RECURRENT VOICES: Michael Kluckner
February 25, 2016
by Michael Kluckner
An essay in a recent New York Review of Books, “The World Turned Upside Down” by Adam Kirsch (January 16, 2016 issue), reflected on The Man in the High Castle, a new television series based on the 1963 novel by Philip K. Dick. The story is counterfactual, set in an America that lost the Second World War and was partitioned along the Rocky Mountains between victorious German and Japanese occupiers. Presumably Canada, unmentioned of course, was similarly partitioned.

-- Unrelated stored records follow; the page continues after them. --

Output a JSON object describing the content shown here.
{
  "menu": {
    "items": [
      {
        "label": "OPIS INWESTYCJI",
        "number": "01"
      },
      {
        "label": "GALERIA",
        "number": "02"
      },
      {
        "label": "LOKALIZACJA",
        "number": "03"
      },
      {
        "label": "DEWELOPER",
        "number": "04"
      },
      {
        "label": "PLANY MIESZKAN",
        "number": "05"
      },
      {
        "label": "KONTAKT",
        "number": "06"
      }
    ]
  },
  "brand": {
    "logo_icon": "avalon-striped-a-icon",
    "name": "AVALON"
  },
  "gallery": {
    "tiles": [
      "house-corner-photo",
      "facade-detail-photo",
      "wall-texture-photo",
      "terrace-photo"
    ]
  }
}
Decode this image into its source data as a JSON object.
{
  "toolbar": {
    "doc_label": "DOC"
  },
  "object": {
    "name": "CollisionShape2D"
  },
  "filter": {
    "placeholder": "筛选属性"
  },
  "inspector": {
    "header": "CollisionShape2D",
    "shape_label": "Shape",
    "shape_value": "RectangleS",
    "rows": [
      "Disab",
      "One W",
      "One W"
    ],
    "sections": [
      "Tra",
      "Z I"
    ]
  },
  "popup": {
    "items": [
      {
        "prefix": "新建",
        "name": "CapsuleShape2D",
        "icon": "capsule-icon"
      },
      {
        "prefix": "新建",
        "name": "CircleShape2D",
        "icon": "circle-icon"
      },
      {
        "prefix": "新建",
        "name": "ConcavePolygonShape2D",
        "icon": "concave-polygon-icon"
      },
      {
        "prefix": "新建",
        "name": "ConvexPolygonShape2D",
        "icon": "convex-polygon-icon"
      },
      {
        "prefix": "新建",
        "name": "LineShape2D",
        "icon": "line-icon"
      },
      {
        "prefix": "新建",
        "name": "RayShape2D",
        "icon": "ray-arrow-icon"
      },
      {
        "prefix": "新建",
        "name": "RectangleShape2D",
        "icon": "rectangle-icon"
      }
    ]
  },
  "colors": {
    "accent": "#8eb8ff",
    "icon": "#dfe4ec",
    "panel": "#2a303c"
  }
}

Kirsch writes that alternate or counterfactual stories are usually disdained by historians as a “betrayal of the historian’s calling, which is to explore what actually did happen, not to speculate about what didn’t.” Novels in that genre are often seen either as sci-fi or pulp.
However, Kirsch noted that a few academic historians have speculated on alternate histories, and mentions Virtual History: Alternatives and Counterfactuals, edited by Niall Ferguson (London: Papermac, 1997); and What If?: The World’s Foremost Military Historians Imagine What Might Have Been, edited by Robert Cowley (London: G.P. Putnam’s Sons, 1999). As with the Philip Dick novel and Philip Roth’s The Plot Against America, published in 2004, much of this kind of writing has taken the Second World War as a launch pad; other plotlines have involved the assassinations (or lack thereof) of American presidents such as John F. Kennedy.
It is not an enormous stretch to imagine a Japanese invasion of underdefended British Columbia in 1942 or 1943, and a counter-invasion from the USA; the Alaska Highway, after all, was not built on a whim. What would some other counterfactual British Columbia events look like? How about these three scenarios?
– Smallpox not being introduced into North America by the Spanish in Mexico, or not making its way up Aboriginal trade routes into British Columbia in 1782, and thus the following situation not happening: “This epidemic kills approximately two-thirds of the Stó:lo population in less than two months. Survivors are unable to put away sufficient winter supplies, and malnutrition and starvation devastate Stó:lo communities.” (p. 162, A Stó:lo – Coast Salish Historical Atlas, Keith Thor Carlson ed., D&M 2001) The First Nations population would have been much larger, its culture stronger and perhaps better able to resist the influx of gold-miners, settlers and colonizers.
– The great Confederation debate, which ended in 1870 with the terms of union with Canada, reaching another conclusion. British Columbia would have been absorbed by the USA or, perhaps, continued as an isolated British colony – a west-coast version of Newfoundland. Indeed, what if the “54-40 or Fight” election of 1844 in the USA had not ended with the Oregon Treaty and the establishment of the 49th parallel as the international boundary? Would there have been any need for Vancouver, such a short distance north of Seattle? Or would Vancouver – that is, a city at the mouth of the Fraser River on Burrard Inlet probably known as Jeffersonburg – have become the dominant port on the northwest coast?
– What if Joseph William Trutch had fallen to his death from the Alexandra Bridge in the Fraser Canyon while he was building it, rather than continuing in BC public affairs and, notoriously, reducing the size of Governor James Douglas’s Indian reserves by 91% and making it impossible for Aboriginal people to be full partners in the evolution of BC? There’s a chance a less-racist official would have become the Chief Commissioner of Lands and Works.
There are so many tipping points in our history. George Anthony Walkem might have led BC to secede from Canada in the 1870s. A superhuman effort at bridge-building might have made Victoria the terminus of the transcontinental railway. The federal government might have kept to its intent, as established in 1942 at the beginning of the Pacific War, to be the custodian of Japanese-Canadian property, rather than acting on the suggestion by the Vancouver Town Planning Commission to sell it off to preclude the re-establishment of Japanese communities on the west coast, including Vancouver’s Japantown, after the war. (Research undertaken by Jordan Stanger-Ross at the University of Victoria as part of the Landscapes of Injustice Project, 2011 – 2015)
Adam Kirsch, in his New York Review piece, describes how the detective novel brings justice to the world, satisfying readers’ desires for tidy endings and punished criminals. “But real history is the opposite of a detective novel, in that it exposes the hollowness of such retribution.”
Thus, is there any value, other than entertainment, to counterfactual histories? Perhaps an alternate historical treatment, likely a novel or some hybrid called “speculative non-fiction,” would make readers curious about the real world and better able to analyze the consequences of real historical events?
There is always the suggestion that floats around any discussion of historical fiction, and especially recently of graphic novels, that they dumb-down the historical record. The Wolf Hall series of novels by Hilary Mantel would suggest not. A future blog post here will explore that question, and also ask whether new types of storytelling such as graphic novels give voice to people, especially minorities, who have not been able to make themselves heard in the more traditional forms of scholarship and literature.